Umbaran Wibowo mungkin hanya salah satu dari sekian banyak PNS, Honorer atau anggota Polisi nyambi jadi wartawan. Di beberapa daerah lainnya, sebetulnya banyak juga yang melakukan hal yang sama dilakukan olehnya.
“Apabila Polisi atau PNS merangkap Wartawan, Analoginya sudah jelas yang bersangkutan tidak Independen (tidak netral) lagi, kalau tidak Independen lagi tentu beritanya tidak akurat, bila berita tidak akurat tentu tidak berimbang lagi. Kalau berita tidak berimbang sudah barang tentu berpotensi merugikan orang lain,” jelas Rocky Gerung seorang pengamat politik dan kebijakan dalam sebuah unggahan di salah satu kanal Youtube, Kamis (15/12/2022).
Lebih lanjut Rocky Gerung menyayangkan bahwa di era demokrari cara-cara tersebut masih dilakukan. Pasalnya pers menjadi salah satu pilar penting berdirinya negara demokrasi.
Kehadiran intel di lingkungan pers juga yang kemudian dilantik sebagai Kapolsek juga malah bisa menimbulkan kecurigaan.

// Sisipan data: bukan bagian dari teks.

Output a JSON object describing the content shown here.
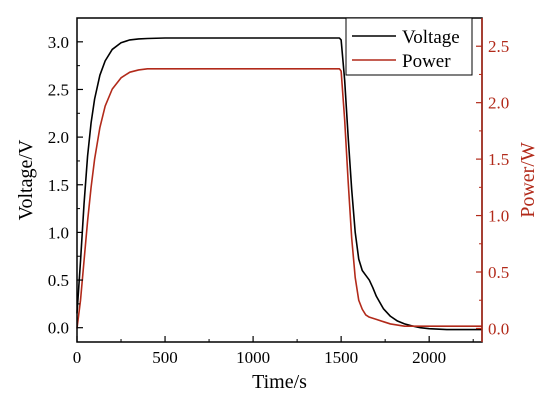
{
  "chart_data": {
    "type": "line",
    "title": "",
    "xlabel": "Time/s",
    "ylabel": "Voltage/V",
    "y2label": "Power/W",
    "xlim": [
      0,
      2300
    ],
    "ylim": [
      -0.15,
      3.25
    ],
    "y2lim": [
      -0.12,
      2.75
    ],
    "xticks": [
      0,
      500,
      1000,
      1500,
      2000
    ],
    "yticks": [
      0.0,
      0.5,
      1.0,
      1.5,
      2.0,
      2.5,
      3.0
    ],
    "y2ticks": [
      0.0,
      0.5,
      1.0,
      1.5,
      2.0,
      2.5
    ],
    "legend": "top-right",
    "grid": false,
    "colors": {
      "voltage": "#000000",
      "power": "#b22a1a",
      "axis": "#000000"
    },
    "series": [
      {
        "name": "Voltage",
        "axis": "left",
        "x": [
          0,
          20,
          40,
          60,
          80,
          100,
          130,
          160,
          200,
          250,
          300,
          350,
          400,
          500,
          600,
          800,
          1000,
          1200,
          1400,
          1490,
          1500,
          1520,
          1540,
          1560,
          1580,
          1600,
          1620,
          1640,
          1660,
          1680,
          1700,
          1740,
          1780,
          1820,
          1860,
          1900,
          1950,
          2000,
          2100,
          2200,
          2300
        ],
        "values": [
          0.15,
          0.7,
          1.3,
          1.8,
          2.15,
          2.4,
          2.65,
          2.8,
          2.92,
          2.99,
          3.02,
          3.03,
          3.035,
          3.04,
          3.04,
          3.04,
          3.04,
          3.04,
          3.04,
          3.04,
          3.02,
          2.6,
          2.0,
          1.45,
          1.0,
          0.72,
          0.6,
          0.55,
          0.5,
          0.42,
          0.33,
          0.2,
          0.12,
          0.07,
          0.04,
          0.02,
          0.0,
          -0.01,
          -0.02,
          -0.02,
          -0.02
        ]
      },
      {
        "name": "Power",
        "axis": "right",
        "x": [
          0,
          20,
          40,
          60,
          80,
          100,
          130,
          160,
          200,
          250,
          300,
          350,
          400,
          500,
          600,
          800,
          1000,
          1200,
          1400,
          1490,
          1500,
          1520,
          1540,
          1560,
          1580,
          1600,
          1620,
          1640,
          1660,
          1680,
          1700,
          1740,
          1780,
          1820,
          1860,
          1900,
          1950,
          2000,
          2100,
          2200,
          2300
        ],
        "values": [
          0.0,
          0.25,
          0.6,
          0.95,
          1.25,
          1.5,
          1.78,
          1.97,
          2.12,
          2.22,
          2.27,
          2.29,
          2.3,
          2.3,
          2.3,
          2.3,
          2.3,
          2.3,
          2.3,
          2.3,
          2.28,
          1.85,
          1.3,
          0.8,
          0.45,
          0.25,
          0.17,
          0.12,
          0.1,
          0.09,
          0.08,
          0.06,
          0.04,
          0.03,
          0.02,
          0.02,
          0.02,
          0.02,
          0.02,
          0.02,
          0.02
        ]
      }
    ]
  }
}
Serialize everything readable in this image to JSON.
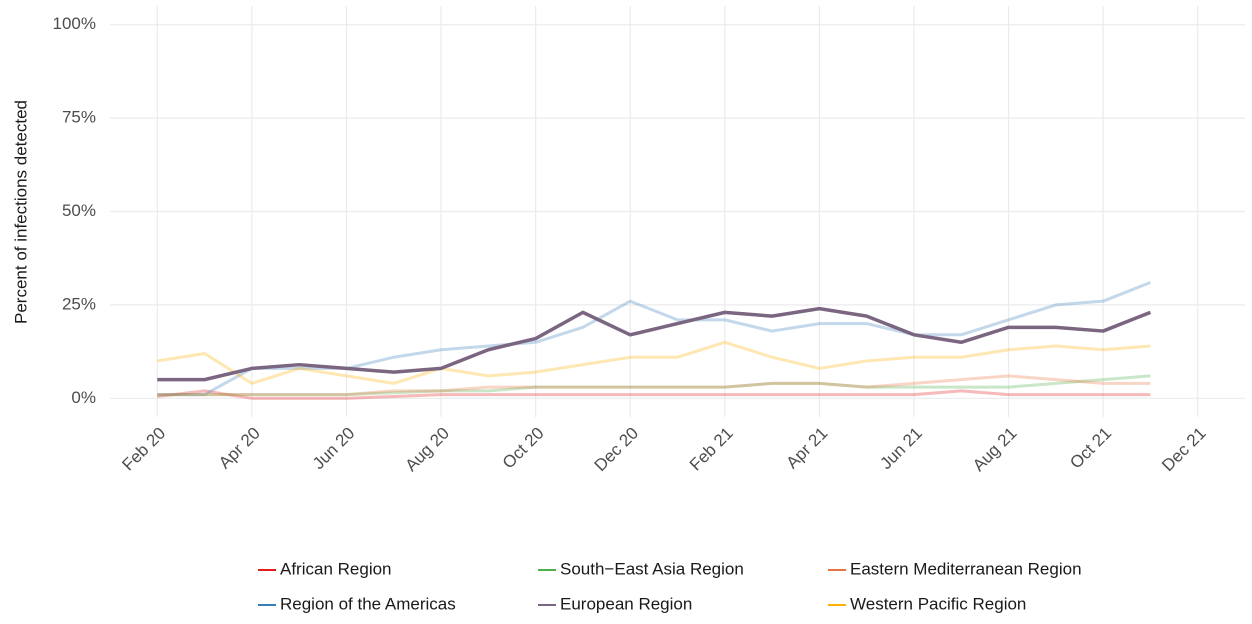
{
  "chart_data": {
    "type": "line",
    "y_label": "Percent of infections detected",
    "x": [
      "2020-02",
      "2020-03",
      "2020-04",
      "2020-05",
      "2020-06",
      "2020-07",
      "2020-08",
      "2020-09",
      "2020-10",
      "2020-11",
      "2020-12",
      "2021-01",
      "2021-02",
      "2021-03",
      "2021-04",
      "2021-05",
      "2021-06",
      "2021-07",
      "2021-08",
      "2021-09",
      "2021-10",
      "2021-11"
    ],
    "series": [
      {
        "name": "African Region",
        "color": "#e41a1c",
        "alpha": 0.3,
        "values": [
          0.5,
          2,
          0,
          0,
          0,
          0.5,
          1,
          1,
          1,
          1,
          1,
          1,
          1,
          1,
          1,
          1,
          1,
          2,
          1,
          1,
          1,
          1
        ]
      },
      {
        "name": "Region of the Americas",
        "color": "#377eb8",
        "alpha": 0.3,
        "values": [
          1,
          1,
          8,
          8,
          8,
          11,
          13,
          14,
          15,
          19,
          26,
          21,
          21,
          18,
          20,
          20,
          17,
          17,
          21,
          25,
          26,
          31
        ]
      },
      {
        "name": "South−East Asia Region",
        "color": "#4daf4a",
        "alpha": 0.3,
        "values": [
          1,
          1,
          1,
          1,
          1,
          1.5,
          2,
          2,
          3,
          3,
          3,
          3,
          3,
          4,
          4,
          3,
          3,
          3,
          3,
          4,
          5,
          6
        ]
      },
      {
        "name": "European Region",
        "color": "#7a6680",
        "alpha": 1,
        "values": [
          5,
          5,
          8,
          9,
          8,
          7,
          8,
          13,
          16,
          23,
          17,
          20,
          23,
          22,
          24,
          22,
          17,
          15,
          19,
          19,
          18,
          23
        ]
      },
      {
        "name": "Eastern Mediterranean Region",
        "color": "#e7743f",
        "alpha": 0.3,
        "values": [
          1,
          1,
          1,
          1,
          1,
          2,
          2,
          3,
          3,
          3,
          3,
          3,
          3,
          4,
          4,
          3,
          4,
          5,
          6,
          5,
          4,
          4
        ]
      },
      {
        "name": "Western Pacific Region",
        "color": "#ffb000",
        "alpha": 0.3,
        "values": [
          10,
          12,
          4,
          8,
          6,
          4,
          8,
          6,
          7,
          9,
          11,
          11,
          15,
          11,
          8,
          10,
          11,
          11,
          13,
          14,
          13,
          14
        ]
      }
    ],
    "xlim": [
      "2020-01",
      "2022-01"
    ],
    "xticks": [
      {
        "value": "2020-02",
        "label": "Feb 20"
      },
      {
        "value": "2020-04",
        "label": "Apr 20"
      },
      {
        "value": "2020-06",
        "label": "Jun 20"
      },
      {
        "value": "2020-08",
        "label": "Aug 20"
      },
      {
        "value": "2020-10",
        "label": "Oct 20"
      },
      {
        "value": "2020-12",
        "label": "Dec 20"
      },
      {
        "value": "2021-02",
        "label": "Feb 21"
      },
      {
        "value": "2021-04",
        "label": "Apr 21"
      },
      {
        "value": "2021-06",
        "label": "Jun 21"
      },
      {
        "value": "2021-08",
        "label": "Aug 21"
      },
      {
        "value": "2021-10",
        "label": "Oct 21"
      },
      {
        "value": "2021-12",
        "label": "Dec 21"
      }
    ],
    "ylim": [
      -5,
      105
    ],
    "yticks": [
      {
        "value": 0,
        "label": "0%"
      },
      {
        "value": 25,
        "label": "25%"
      },
      {
        "value": 50,
        "label": "50%"
      },
      {
        "value": 75,
        "label": "75%"
      },
      {
        "value": 100,
        "label": "100%"
      }
    ],
    "grid": true,
    "legend": "bottom"
  }
}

“Mana mungkin seorang abdi negara seperti Polisi atau PNS berani menyoroti atasannya, justru yang muncul hanya berita-berita yang bernuansa “Asal Bapak Senang” (ABS) Yang pada akhirnya muncul lagi istilah baru dengan sebutan “Wartawan peliharaan” dan dengan sengaja atau tidak menabrak Kode Etik Jurnalistik sebagai rambu-rambu Pers,” papar Rocky.
“Jadi mungkin sekarang para wartawan curiga jangan-janagn pemimpin redaksinya adalah intel, sehingga timbul ketidakpercayaan pada institusi negara,” sambung Rocky.
Masuknya intelijen di tubuh pers menurut Rocky Gerung menodai demokrasi dalam konteks kemerdekaan intitusi untuk mengatur dirinya sendiri.
“Apalah pers, pers harus mengatur dirinya sendiri bukannya diintai atau diintip,” tambahnya lagi.
Aspek hukum dan etika
Sejak seorang Pegawai Negeri Sipil (PNS) atau Aparatur Sipil Negara (ASN) resmi diangkat menjadi PNS, maka kepadanya terikat peraturan yang memuat kewajiban dan larangan yang disertai hukuman disiplin. Salah satu peraturan yang mengikat PNS adalah Peraturan Pemerintah (PP) Nomor 53 Tahun 2010 tentang Disiplin Pegawai Negeri Sipil (PNS). Selain diatur dalam PP, juga tertuang dalam Undang-undang Republik Indonesia Nomor 5 Tahun 2014 Tentang Aparatur Sipil Negara.
Sebagaimana dalam Pasal 4 angka 6 PP Nomor 53 Tahun 2010 tersebut dijelaskan, setiap PNS dilarang: melakukan kegiatan bersama dengan atasan, teman sejawat, bawahan, atau orang lain di dalam maupun di luar lingkungan kerjanya dengan tujuan untuk keuntungan pribadi, golongan, atau pihak lain, yang secara langsung atau tidak langsung merugikan negara.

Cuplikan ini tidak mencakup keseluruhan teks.